The returned vector S_vcov from the SVD on \(\X^T \X\) now contains the explained sum of squares for each component:

S_vcov

array([171.198433,   5.535027])

Sums of squares and variance from PCA#

We have done the SVD on the unscaled variance / covariance matrix. Unscaled means that the values in the matrix have not been divided by \(N\), or \(N-1\), where \(N\) is the number of samples. This matters little for our case, but sometimes it is useful to think in terms of the variance explained by the components, rather than the sums of squares.

The standard variance of a vector \(\vec{x}\) with \(N\) elements \(x_1, x_2, ... x_N\) indexed by \(i\) is given by \(\frac{1}{N-1} \sum_i \left( x_i - \bar{x} \right)^2\). \(\bar{x}\) is the mean of \(\vec{x}\): \(\bar{x} = \frac{1}{N} \sum_i x_i\). If \(\vec{q}\) already has zero mean, then the variance of \(\vec{q}\) is also given by \(\frac{1}{N-1} \vec{q} \cdot \vec{q}\).

The \(N-1\) divisor for the variance comes from Bessel’s correction for bias.

The covariance between two vectors \(\vec{x}, \vec{y}\) is \(\frac{1}{N-1} \sum_i \left( x_i - \bar{x} \right) \left( y_i - \bar{y} \right)\). If vectors \(\vec{q}, \vec{p}\) already both have zero mean, then the covariance is given by \(\frac{1}{N-1} \vec{q} \cdot \vec{p}\).

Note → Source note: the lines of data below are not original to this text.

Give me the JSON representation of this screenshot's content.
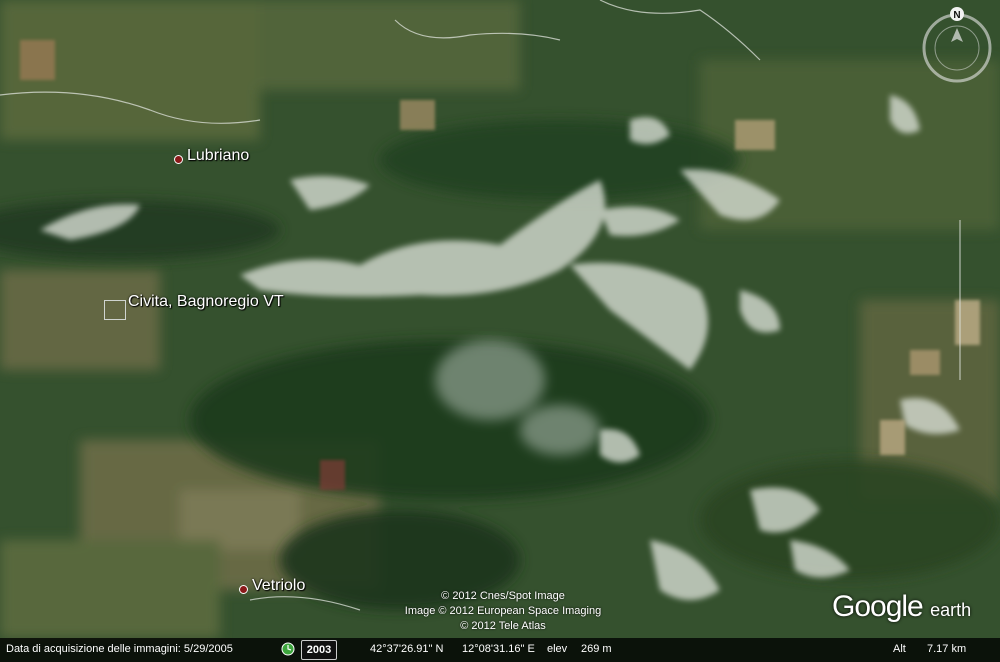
{
  "places": {
    "lubriano": "Lubriano",
    "civita": "Civita, Bagnoregio VT",
    "vetriolo": "Vetriolo"
  },
  "copyright": {
    "line1": "© 2012 Cnes/Spot Image",
    "line2": "Image © 2012 European Space Imaging",
    "line3": "© 2012 Tele Atlas"
  },
  "logo": {
    "google": "Google",
    "earth": "earth"
  },
  "compass": {
    "north_label": "N"
  },
  "status": {
    "acquisition": "Data di acquisizione delle immagini: 5/29/2005",
    "year": "2003",
    "lat": "42°37'26.91\" N",
    "lon": "12°08'31.16\" E",
    "elev_label": "elev",
    "elev_value": "269 m",
    "alt_label": "Alt",
    "alt_value": "7.17 km"
  },
  "colors": {
    "forest": "#2f4a2a",
    "ridge": "#d9dfd6",
    "field": "#8a8a5c",
    "marker": "#8b1a1a"
  },
  "icons": [
    "clock-icon",
    "compass-icon",
    "look-ring-icon",
    "north-arrow-icon"
  ]
}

Our unscaled variance covariance has removed the mean and done the dot products above, but it has not applied the \(\frac{1}{N-1}\) scaling, to get the true variance / covariance.

For example, the standard numpy covariance function np.cov completes the calculation of true covariance by dividing by \(N-1\).

# Calculate unscaled variance covariance again
unscaled_cov = X.T.dot(X)
# When divided by N-1, same as result of 'np.cov'
N = X.shape[0]
np.allclose(unscaled_cov / (N - 1), np.cov(X.T))

True

We could have run our SVD on the true variance covariance matrix. The result would give us exactly the same components. This might make sense from the fact that the lengths of the components are always scaled to 1 (unit vectors):

scaled_U, scaled_S, scaled_Vs = npl.svd(np.cov(X.T))
np.allclose(scaled_U, Vstar), np.allclose(scaled_Vs, Vs_vcov)

(True, True)

The difference is only in the singular values in the vector S:

S_vcov

array([171.198433,   5.535027])

scaled_S

array([9.010444, 0.291317])

As you remember, the singular values from the unscaled covariance matrix were the sum of squares explained by each component. The singular values from the true covariance matrix are the variances explained by each component. The variances are just the sum of squares divided by the correction in the denominator, in our case, \(N-1\):

S_vcov / (N - 1)

array([9.010444, 0.291317])

So far we have described the PCA as breaking up the sum of squares into parts explained by the components. If we do the SVD on the true covariance matrix, then we can describe the PCA as breaking up the variance of the data (across samples) into parts explained by the components. The only difference between these two is the scaling of the S vector.